俺は少し身構える。すると、徐々にその蝶が彼女の右手に止まった。
「何がしたいんだ?」
煽るために、笑顔でそう言う。
「黙っていろ、すぐに分かる」
少女がそう口にした直後、蝶が止まっている個所から、突然鮮血が噴出した。
「っ……! 影人!」
「分かってますよ! 仕方ないな!」
右手が真っ赤に染まっていく光景に、目を奪われた一瞬の隙に、影人と呼ばれた男が寝室の方向に飛び出した。
「しまった……! 木南!」
「……っはい!」
男の後ろを、数秒遅れで木南が追う。こちらのホームとはいえ、追いつくのには少しかかりそうだ。
「分かれていいのか?」
「問題ないよ。俺が君を凌ぎ切れればね」
「なら、分かれたのは失敗だったな」
右手を蝶に喰われた痛みのせいか、少女の顔には汗が浮かんでいた。
「ついでだ、お前も屠ってやる!」
と、叫ぶと、数十匹の蝶がこちらに向かって来た。
「ちっ……」
数が多すぎると考えて、俺は寝室の方へゆっくりと向かいながら、銃で牽制をした。しかし、その銃弾は蝶の波に呑まれて消えてしまった。物質を呑み込む能力か?
「死ねぇ!」
物騒な声と共に、蝶のスピードが急激に上がり、俺を屠ろうとする。それを、左に跳んでぎりぎりのところで避ける。腰に手をやると、服に蝶がかすっていたのか、少し破れていた。
「危ねぇ……」
と、静かに言いながら、蝶から距離を取る。すると、奇妙なものが目にとれた。
数匹の蝶が少女の元へ戻り、もう一度右手の肉を食っているのだ。
――なるほど、一度に物体を屠る量は、能力者から摂取した肉に比例するのか。
「なら……」
ダダダン! と、銃声を連続して起こさせる。飛ばされた銃弾は、無情に蝶に呑まれていくが狙い通りだ。

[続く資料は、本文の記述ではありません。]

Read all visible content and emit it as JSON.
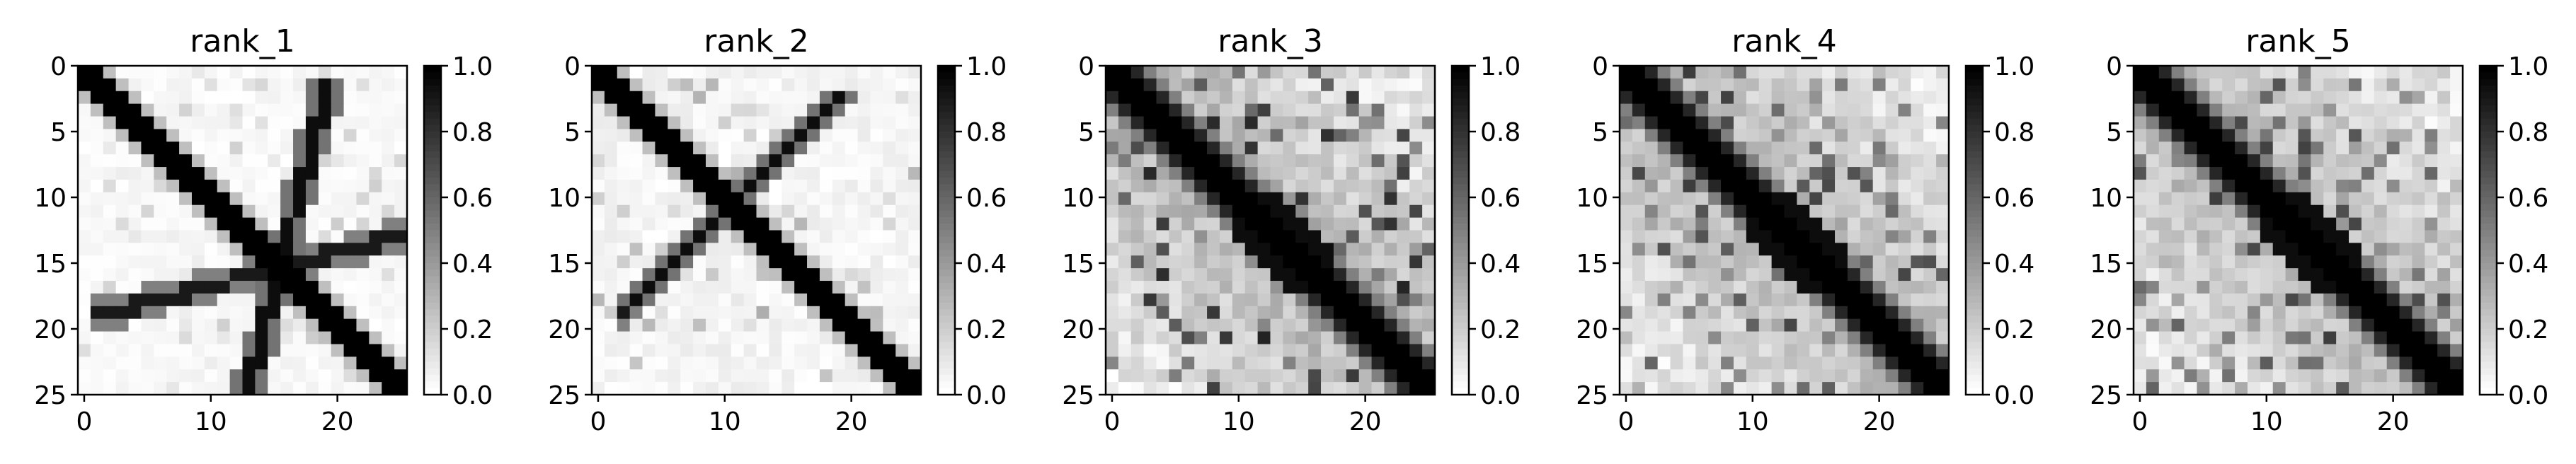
{
  "chart_data": [
    {
      "type": "heatmap",
      "title": "rank_1",
      "rows": 26,
      "cols": 26,
      "pattern": "x",
      "secondary_row_start": 2,
      "secondary_col_start": 19,
      "secondary_row_end": 25,
      "secondary_col_end": 13,
      "noise": 0.05,
      "xticks": [
        0,
        10,
        20
      ],
      "yticks": [
        0,
        5,
        10,
        15,
        20,
        25
      ],
      "colorbar": {
        "vmin": 0,
        "vmax": 1,
        "ticks": [
          "0.0",
          "0.2",
          "0.4",
          "0.6",
          "0.8",
          "1.0"
        ]
      },
      "colormap": "Greys",
      "grid": false
    },
    {
      "type": "heatmap",
      "title": "rank_2",
      "rows": 26,
      "cols": 26,
      "pattern": "x",
      "secondary_row_start": 2,
      "secondary_col_start": 19,
      "secondary_row_end": 18,
      "secondary_col_end": 3,
      "noise": 0.08,
      "xticks": [
        0,
        10,
        20
      ],
      "yticks": [
        0,
        5,
        10,
        15,
        20,
        25
      ],
      "colorbar": {
        "vmin": 0,
        "vmax": 1,
        "ticks": [
          "0.0",
          "0.2",
          "0.4",
          "0.6",
          "0.8",
          "1.0"
        ]
      },
      "colormap": "Greys",
      "grid": false
    },
    {
      "type": "heatmap",
      "title": "rank_3",
      "rows": 26,
      "cols": 26,
      "pattern": "diagonal",
      "band_width": 2.2,
      "noise": 0.35,
      "xticks": [
        0,
        10,
        20
      ],
      "yticks": [
        0,
        5,
        10,
        15,
        20,
        25
      ],
      "colorbar": {
        "vmin": 0,
        "vmax": 1,
        "ticks": [
          "0.0",
          "0.2",
          "0.4",
          "0.6",
          "0.8",
          "1.0"
        ]
      },
      "colormap": "Greys",
      "grid": false
    },
    {
      "type": "heatmap",
      "title": "rank_4",
      "rows": 26,
      "cols": 26,
      "pattern": "diagonal",
      "band_width": 2.4,
      "noise": 0.28,
      "xticks": [
        0,
        10,
        20
      ],
      "yticks": [
        0,
        5,
        10,
        15,
        20,
        25
      ],
      "colorbar": {
        "vmin": 0,
        "vmax": 1,
        "ticks": [
          "0.0",
          "0.2",
          "0.4",
          "0.6",
          "0.8",
          "1.0"
        ]
      },
      "colormap": "Greys",
      "grid": false
    },
    {
      "type": "heatmap",
      "title": "rank_5",
      "rows": 26,
      "cols": 26,
      "pattern": "diagonal",
      "band_width": 2.4,
      "noise": 0.28,
      "xticks": [
        0,
        10,
        20
      ],
      "yticks": [
        0,
        5,
        10,
        15,
        20,
        25
      ],
      "colorbar": {
        "vmin": 0,
        "vmax": 1,
        "ticks": [
          "0.0",
          "0.2",
          "0.4",
          "0.6",
          "0.8",
          "1.0"
        ]
      },
      "colormap": "Greys",
      "grid": false
    }
  ]
}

本来なら、蝶ではなく能力者自体を狙うべきだが、今は時間稼ぎが狙いなので無理に踏み込む必要はない。木南が上手くできていれば、必然的に二対一になってこちらが有利だ。
「早く死ねぇ!」
物騒な単語だが、その声色には焦りが滲み出ている。二回目の蝶の波が襲うが、単調な動きのため、後ろに跳べば簡単に避けられた。
「おいおい、避けられすぎじゃないの?」
挑発。普通ならこんなものにかかる奴はいないが、かなり焦っているようなので今回は簡単にかかる。
「ふざけるな!」
「さっきから、叫んでばっかりじゃん……」
呟きながら向かってくる蝶を避けた。そして、同時に銃も構える。
壁に向けて。
ダァン!
大きな音を鳴らして、銃弾が発射された。そして、壁にぶつかり、天井にぶつかる。
最終的に、少女の右手に命中した。
「ぐぁ……!」
跳弾を受けた少女は右手を押さえながら膝をつき、目を下に向けた。その隙に銃を少女に向けるが、予測していたのか、蝶の壁を間に陣取らせて防がれた。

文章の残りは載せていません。